The Oatman family, Mormons from Illinois, had been travelling on a wagon from from Utah to California. The family had started out as part of a much larger wagon train but after disagreements with their tired fellow travellers they had stuck out alone on the trail.
The family of two parents and seven children were a soft target as they camped on the Gila River.
After the Indians had attacked, the parents and four children were dead. Lorenzo Otman, 15, had been badly beaten but managed to survive. Olive and Mary girls were taken. They would be useful.
They would be slaves.
For a year the girs toiled and endured beatings. Then they were traded to a group of Mohave. Life was better. But now the girls were branded. The Mohave tattooed both girls’ chins with blue ink. Whether these tattoos marked them out as property or part of the tribe remains unclear.
“Olive was raised by Mojave Indians after her family was killed on a trip from Western Illinois,” says Margot Mifflin, author of Bodies Of Subversion. “The tribe tattooed lines on her chin because they believed it would ensure her passage to the afterlife.”
In 1855, when Olive was 19, Mary Ann died. A servere drought had made life even harder. Many of the Mohaves also perished. The tribe needed horses and provisions. On February 28, 1856, Olive was ransomed to the United States Government at Ft. Yuma.

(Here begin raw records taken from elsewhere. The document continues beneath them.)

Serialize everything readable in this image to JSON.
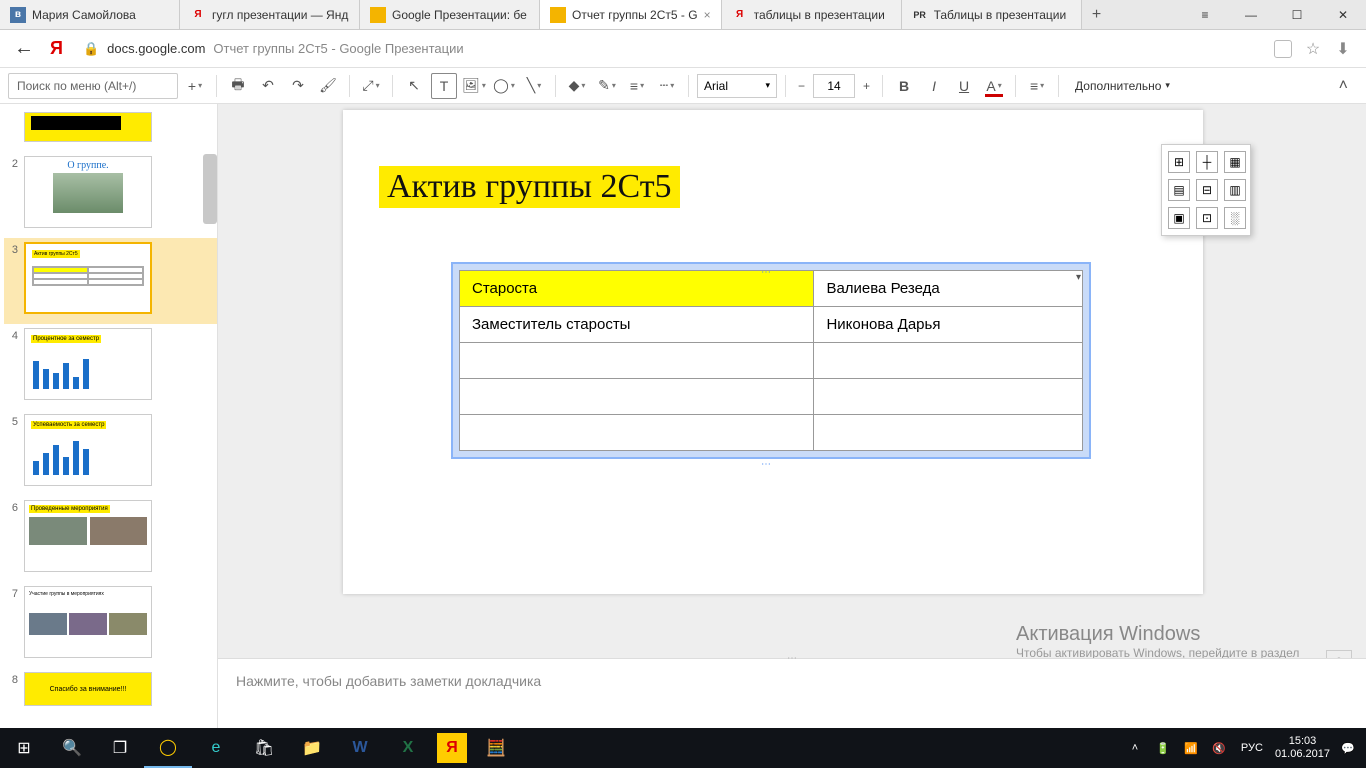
{
  "browser": {
    "tabs": [
      {
        "label": "Мария Самойлова",
        "favicon": "vk"
      },
      {
        "label": "гугл презентации — Янд",
        "favicon": "Я"
      },
      {
        "label": "Google Презентации: бе",
        "favicon": "□"
      },
      {
        "label": "Отчет группы 2Ст5 - G",
        "favicon": "□",
        "active": true
      },
      {
        "label": "таблицы в презентации",
        "favicon": "Я"
      },
      {
        "label": "Таблицы в презентации",
        "favicon": "PR"
      }
    ],
    "new_tab": "+",
    "win_menu": "≡",
    "win_min": "—",
    "win_max": "☐",
    "win_close": "✕"
  },
  "address": {
    "back": "←",
    "logo": "Я",
    "lock": "🔒",
    "domain": "docs.google.com",
    "title": "Отчет группы 2Ст5 - Google Презентации",
    "bookmark": "☆",
    "download": "⬇"
  },
  "toolbar": {
    "menu_search_placeholder": "Поиск по меню (Alt+/)",
    "new_slide": "+",
    "undo": "↶",
    "redo": "↷",
    "print": "🖶",
    "paint": "🖌",
    "zoom": "⤢",
    "select": "↖",
    "textbox": "T",
    "image": "🖼",
    "shape": "◯",
    "line": "╲",
    "fill": "◆",
    "border_color": "✎",
    "border_weight": "≡",
    "border_dash": "┄",
    "font": "Arial",
    "size_minus": "−",
    "size": "14",
    "size_plus": "+",
    "bold": "B",
    "italic": "I",
    "underline": "U",
    "text_color": "A",
    "align": "≡",
    "more": "Дополнительно",
    "collapse": "˄"
  },
  "slides": {
    "items": [
      {
        "num": "",
        "kind": "top"
      },
      {
        "num": "2",
        "kind": "about",
        "title": "О группе."
      },
      {
        "num": "3",
        "kind": "table",
        "title": "Актив группы 2Ст5",
        "selected": true
      },
      {
        "num": "4",
        "kind": "bars",
        "title": "Процентное за семестр"
      },
      {
        "num": "5",
        "kind": "bars2",
        "title": "Успеваемость за семестр"
      },
      {
        "num": "6",
        "kind": "photos",
        "title": "Проведенные мероприятия"
      },
      {
        "num": "7",
        "kind": "photos2",
        "title": "Участие группы в мероприятиях"
      },
      {
        "num": "8",
        "kind": "thanks",
        "title": "Спасибо за внимание!!!"
      }
    ]
  },
  "slide": {
    "title": "Актив группы 2Ст5",
    "table": {
      "rows": [
        {
          "c1": "Староста",
          "c2": "Валиева Резеда",
          "c1_yellow": true
        },
        {
          "c1": "Заместитель старосты",
          "c2": "Никонова Дарья"
        },
        {
          "c1": "",
          "c2": ""
        },
        {
          "c1": "",
          "c2": ""
        },
        {
          "c1": "",
          "c2": ""
        }
      ],
      "dropdown": "▾"
    }
  },
  "border_palette": [
    "⊞",
    "┼",
    "▦",
    "▤",
    "⊟",
    "▥",
    "▣",
    "⊡",
    "░"
  ],
  "notes": {
    "placeholder": "Нажмите, чтобы добавить заметки докладчика",
    "drag": "⋯"
  },
  "watermark": {
    "line1": "Активация Windows",
    "line2": "Чтобы активировать Windows, перейдите в раздел \"Параметры\"."
  },
  "feedback": "⊕",
  "taskbar": {
    "items": [
      "⊞",
      "🔍",
      "❐",
      "◯",
      "e",
      "🛍",
      "📁",
      "W",
      "X",
      "Я",
      "🧮"
    ],
    "tray": {
      "up": "˄",
      "battery": "🔋",
      "wifi": "📶",
      "vol": "🔇",
      "lang": "РУС",
      "time": "15:03",
      "date": "01.06.2017",
      "notif": "💬"
    }
  }
}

Now she was reunited with her brother.
TSHA:
1857 Royal B. Stratton wrote their story. Life Among the Indians was wildly successful and sold out three editions in a year, for it was one of the few published accounts of such an event. Sales of the book paid for Lorenzo and Olive’s education at the University of the Pacific. In 1858 the Oatmans moved to New York with Stratton, and Olive went on the lecture circuit to promote his book. These appearances were among the few occasions on which she appeared in public without a veil to cover her tattooed face.
In 1865 Olive married John B. Fairchild, a cattleman. Fairchild bought and set fire to every copy of Stratton’s book.
They lived in Detroit, Michigan, for seven years before moving to Sherman, Texas, where Fairchild was president of the City Bank. He made his fortune there in banking and real estate. In 1876 Olive and John adopted a daughter. Though shy and retiring, Olive interested herself in the plight of orphaned children but rarely discussed her own youth as an orphan and Indian captive. She always kept a jar of hazelnuts, a staple of Mojave food, as a reminder of those years. She died on March 20, 1903, and is buried in West Hill Cemetery, Sherman. A Texas historical marker was placed on her grave in 1969.